\\Bugünlük\\ işimi dün bitirdim.
Uyuyamıyorum.
İnternetten şunu buldum

Popüler kelimelerin ve ifadelerin ansiklopedik sözlüğü

C harfi

Mutlu Saatler gözlemleme

A. S. Griboyedov'un (1795-1829) "Woe from Wit" (1824) adlı komedisinden. Sophia'nın sözleri (perde 1, görünüş 4):

Saatinize bakın, pencereden dışarı bakın:

Uzun zamandır insanlar sokaklara dökülüyor;

Ve evde kapıyı çalmak, yürümek, süpürmek ve temizlemek var.

Happy hour'lara uyulmuyor.

Bu ifadenin olası ana kaynağı Alman şair Johann Friedrich Schiller'in (1759-1805) “Piccolomini” (1800) adlı dramasıdır: “Die Uhr schlagt keinem Gliicklichen” - “Saat mutlu bir insan için çalmaz.”

Mutlu saatler izlemeyin
Monolog
Herkes saate bakar ve bakar, ama mutlu olanlar tam tersine saati izlemezler! Saatin etrafındaki sayılar ve ibreler yeni bir şey değil mi? onlar, saat?

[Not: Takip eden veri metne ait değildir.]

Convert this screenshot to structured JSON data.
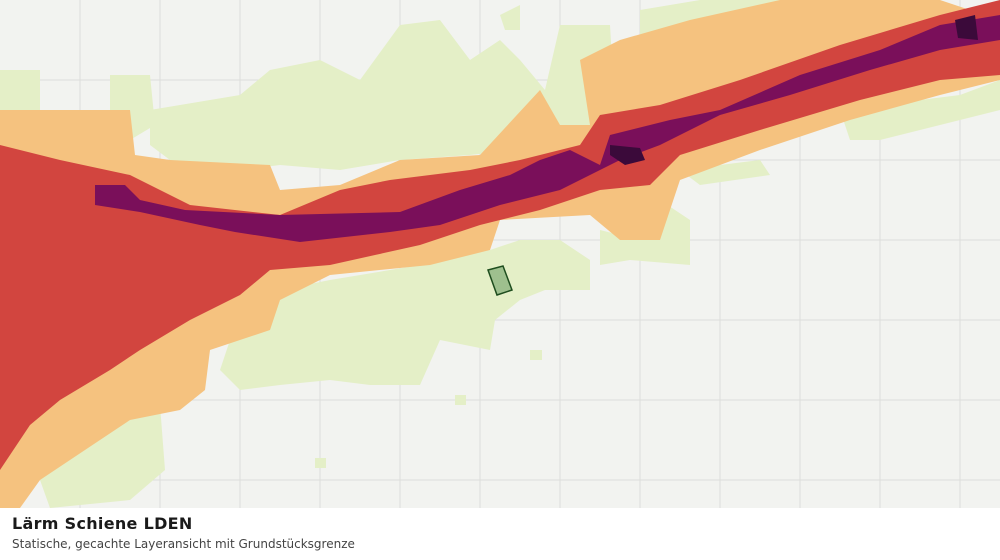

Ağarmış eski... Mutfakta iki ağırlık ve bir delik ile asılı, yuvarlak bir kapakla kapatılmış saatimiz bir asırdan daha eski! - Büyük büyükbabam mutsuz olduğunda ona baktı. İtiraf etmeliyim ki, guguklu alışılmadık bir saat. Her numarayı guguk sesiyle çalıyor, delikten atlıyor. Eski bir guguk kuşu - artık üzerinde tüy bulamazsınız, ayrıca kuyruğu yok. !

Mutlu insanlar saatleri izlemezler... Bu saatlere bakmak iğrenç ama her zaman mutlu olmadığımı ve bu nedenle haftada en az bir kez onları izlemem gerektiğini düşünmeme rağmen.

Saati düşünmezsin, aniden şunu duyarsın: kuu-ku; coo-coo; kuuu-ku... kuş ölmek üzere; o kadar zor ve isteksizce görevlerini yerine getiriyor ki.

Bir gün bu saat guguk kuşu sizi meraklandıran bir şey yaptı: keyfi olmasına izin verdi - kuuu-ku'suna hiçbir belgede yer almayan bir kelime ekledi. Şunu duydum: kuuu-ku, merhaba; kuuu - ku, merhaba; kuu-ku, merhaba... Şaşkına dönmüştüm! Başını salladı, çeşitli kötü düşünceleri uzaklaştırdı ve kulaklarına inanamadı! Onun guguk sesini tekrar duymak için bir saat oturdum: kuu-ku, merhaba; kuuu-ku, merhaba..., kesinlikle dalga geçiyor... Ya biri bana şaka yapıyorsa: masanın altına saklanır ve "merhaba!" kelimesini eklerse! Masanın altında kimse yok, kapının arkasında da hiçbir şey yok... Bu da ne böyle?! Bilgileri eşimle paylaştım. Guguk kuşunun sesini tekrar duymak için onunla mutfakta bir saat oturduk... Sonra guguk canlandı; kuu-ku, merhaba, kuu-ku, merhaba... Karıma bağırıyorum: duydun mu? duydun mu? Karısı sakince cevap verir; evet! Kuuu-ku, kuu-ku.kuu-ku,... Hepsi bu mu? - Şaşırdım. Ne duymalıyım? - karısı gergin. "Merhaba" kelimesi! Omuzlarını silkti ve kollarını açtı.

Psikiyatrist bana şüpheyle baktı ve sordu: Sağlığın nasıl? Şikayet etmiyorum! Devlet Duması hangi yılda bütçeye el koydu? Sustum. Temerrüt hangi yılda oldu? Yine sustum. Hafızanızla... o... Ne yapmalıyım doktor. Kendinizi "merhaba" kelimesini unutmaya zorlayın. Arkadaşlarıma nasıl merhaba diyebilirim? Peki, şunu söyle: Bonjour! veya "sağlıklı boğalar!" veya "merhem". Kelime seçimi yeterlidir!

Mutlu saatler izlemeyin! - ve bunu doğru yapıyorlar: görevden uzaklaşmanın bir anlamı yok!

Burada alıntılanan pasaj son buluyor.